ÉPISODE .01
Eliott
En tant que célébrité beaucoup de choses vous sont interdites et votre image face au "grand public" est sûrement la chose qui vous demandera le plus de soin. Elle est si cruciale que le reste importe peu. Même à cinq heure du matin, un café en main et un casque autour du cou vous devez paraître parfait. Aucun cheveux ne doit tomber sur votre visage, votre tenue doit être époustouflante tout comme votre prestance. Bien évidemment, il est hors de question de montrer que vous êtes fatigué dû aux nombreuses heures de vol que vous veniez de vivre.

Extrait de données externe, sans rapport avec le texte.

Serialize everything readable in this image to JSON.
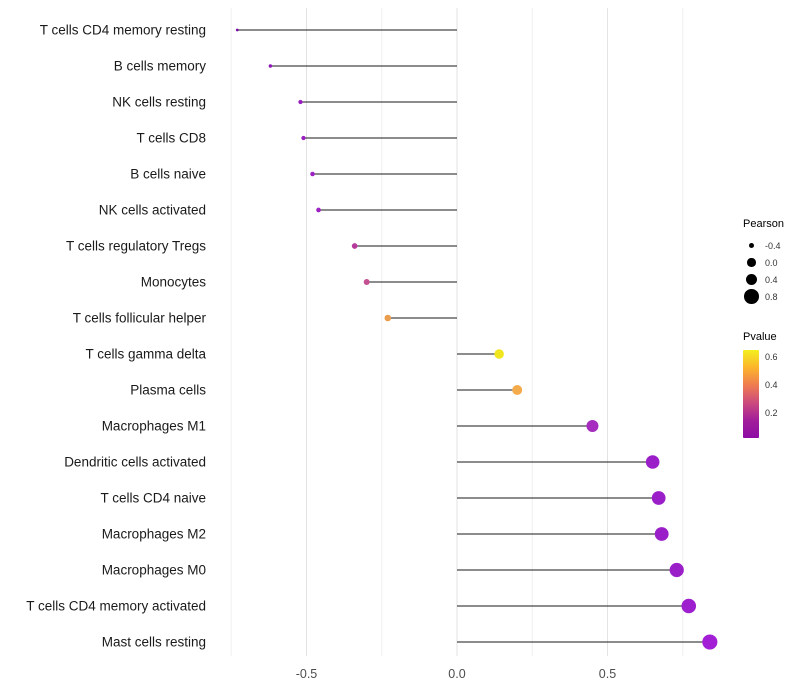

Être insomniaque n'arrange pas les choses bien évidemment, mes nuits de sommeil sont inexistantes, je suis sûrement trop concentré, à tout sauf dormir. Mes yeux me supplient de les laisser se fermer mais mon cerveau n'est pas pour, c'est une interdiction. Mes paupières glissent doucement pour se fermer mais se réouvrent en entendant les bruits. Pourquoi je ne peux pas être normal ? Au moins pour le sommeil.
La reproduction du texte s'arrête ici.